# Cg Between Hagerstown, Md And Harrisburg, Pa



## mjr (Feb 17, 2007)

Hi,
I am looking for campground suggestions between Hagerstown, MD and Harrisburg, PA. Any help is appreciated.

Thanks...Matt
Outback 32BHDS


----------



## huntr70 (Jul 8, 2005)

Check out PA campground owners association on the internet.......

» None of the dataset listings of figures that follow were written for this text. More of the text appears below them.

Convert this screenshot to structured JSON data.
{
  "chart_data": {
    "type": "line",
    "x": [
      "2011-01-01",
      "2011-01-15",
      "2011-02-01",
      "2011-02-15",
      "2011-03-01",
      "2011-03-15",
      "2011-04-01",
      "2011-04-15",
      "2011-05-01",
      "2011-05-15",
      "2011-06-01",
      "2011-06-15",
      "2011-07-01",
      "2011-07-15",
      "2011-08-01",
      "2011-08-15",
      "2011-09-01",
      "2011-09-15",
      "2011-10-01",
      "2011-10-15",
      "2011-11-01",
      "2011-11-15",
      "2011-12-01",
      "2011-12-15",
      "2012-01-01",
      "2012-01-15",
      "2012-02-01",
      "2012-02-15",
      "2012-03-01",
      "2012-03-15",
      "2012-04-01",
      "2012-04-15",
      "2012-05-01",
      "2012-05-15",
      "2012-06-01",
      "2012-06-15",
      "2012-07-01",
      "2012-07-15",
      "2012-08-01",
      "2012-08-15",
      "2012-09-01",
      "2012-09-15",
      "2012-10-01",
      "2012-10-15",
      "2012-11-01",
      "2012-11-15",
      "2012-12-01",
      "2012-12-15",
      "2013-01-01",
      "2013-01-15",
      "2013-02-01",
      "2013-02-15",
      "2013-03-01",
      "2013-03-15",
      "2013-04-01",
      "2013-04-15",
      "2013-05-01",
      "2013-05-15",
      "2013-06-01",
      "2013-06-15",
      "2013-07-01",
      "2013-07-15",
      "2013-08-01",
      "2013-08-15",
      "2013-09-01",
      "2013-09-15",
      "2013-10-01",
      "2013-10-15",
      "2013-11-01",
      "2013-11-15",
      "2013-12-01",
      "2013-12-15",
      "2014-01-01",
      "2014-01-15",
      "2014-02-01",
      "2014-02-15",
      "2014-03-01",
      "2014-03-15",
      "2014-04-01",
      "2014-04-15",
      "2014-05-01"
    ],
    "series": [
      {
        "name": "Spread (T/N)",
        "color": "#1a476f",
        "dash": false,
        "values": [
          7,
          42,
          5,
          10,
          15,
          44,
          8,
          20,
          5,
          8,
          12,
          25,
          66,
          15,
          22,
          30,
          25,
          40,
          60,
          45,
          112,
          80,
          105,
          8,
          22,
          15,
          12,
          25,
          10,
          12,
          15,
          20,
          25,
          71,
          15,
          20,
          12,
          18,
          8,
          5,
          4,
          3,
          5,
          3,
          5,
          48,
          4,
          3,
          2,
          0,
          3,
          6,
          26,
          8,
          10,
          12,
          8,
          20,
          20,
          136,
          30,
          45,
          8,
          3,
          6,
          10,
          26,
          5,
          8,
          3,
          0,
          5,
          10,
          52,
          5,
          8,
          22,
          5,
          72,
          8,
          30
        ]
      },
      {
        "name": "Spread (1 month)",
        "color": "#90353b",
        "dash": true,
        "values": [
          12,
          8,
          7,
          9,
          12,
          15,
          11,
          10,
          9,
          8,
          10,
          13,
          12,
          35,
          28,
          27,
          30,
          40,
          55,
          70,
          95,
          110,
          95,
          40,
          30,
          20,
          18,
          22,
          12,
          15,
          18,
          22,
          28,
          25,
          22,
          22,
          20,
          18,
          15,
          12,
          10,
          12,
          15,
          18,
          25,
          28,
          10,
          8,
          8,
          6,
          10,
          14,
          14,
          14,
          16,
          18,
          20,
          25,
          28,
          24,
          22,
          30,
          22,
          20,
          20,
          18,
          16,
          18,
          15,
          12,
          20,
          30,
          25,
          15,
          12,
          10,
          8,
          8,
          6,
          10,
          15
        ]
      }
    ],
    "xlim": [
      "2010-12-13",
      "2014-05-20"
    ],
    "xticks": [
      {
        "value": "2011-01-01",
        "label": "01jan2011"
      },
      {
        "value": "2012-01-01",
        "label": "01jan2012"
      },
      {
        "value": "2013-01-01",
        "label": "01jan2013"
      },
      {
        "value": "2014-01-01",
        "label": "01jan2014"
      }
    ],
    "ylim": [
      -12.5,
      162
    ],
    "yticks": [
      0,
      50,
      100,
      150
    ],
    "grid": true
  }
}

There are a few around Gettysburg.

There is one in Chambersburg called Twin Bridge Meadow Family Campground.


----------



## roo camper (Sep 17, 2008)

Drummer boy is in gettysburg and thats about half way


----------



## Fletch (May 16, 2008)

Matt,
We've stayed at the Lickdale campground outside of Harrisburg. Bery nice campground right of Rte. 81. DOn't know if its to far north for you but it had a lot for kids. There was a few gas stations and restaurants there as well as a Pilot gas station that had plent of room for any size camper in tow. Cheap too.... I hope this helps.
Fletch


----------



## 3LEES (Feb 18, 2006)

Hershey Highmeadow is a GREAT campground...with one small problem.

There is a main freight line paralleling the east side of the property. Trains run the track many times a day...and night. Safety is not an issue, just noise.

If you are using the A/C, no problem.

Lots of things to do and see in Hershey.

Dan


----------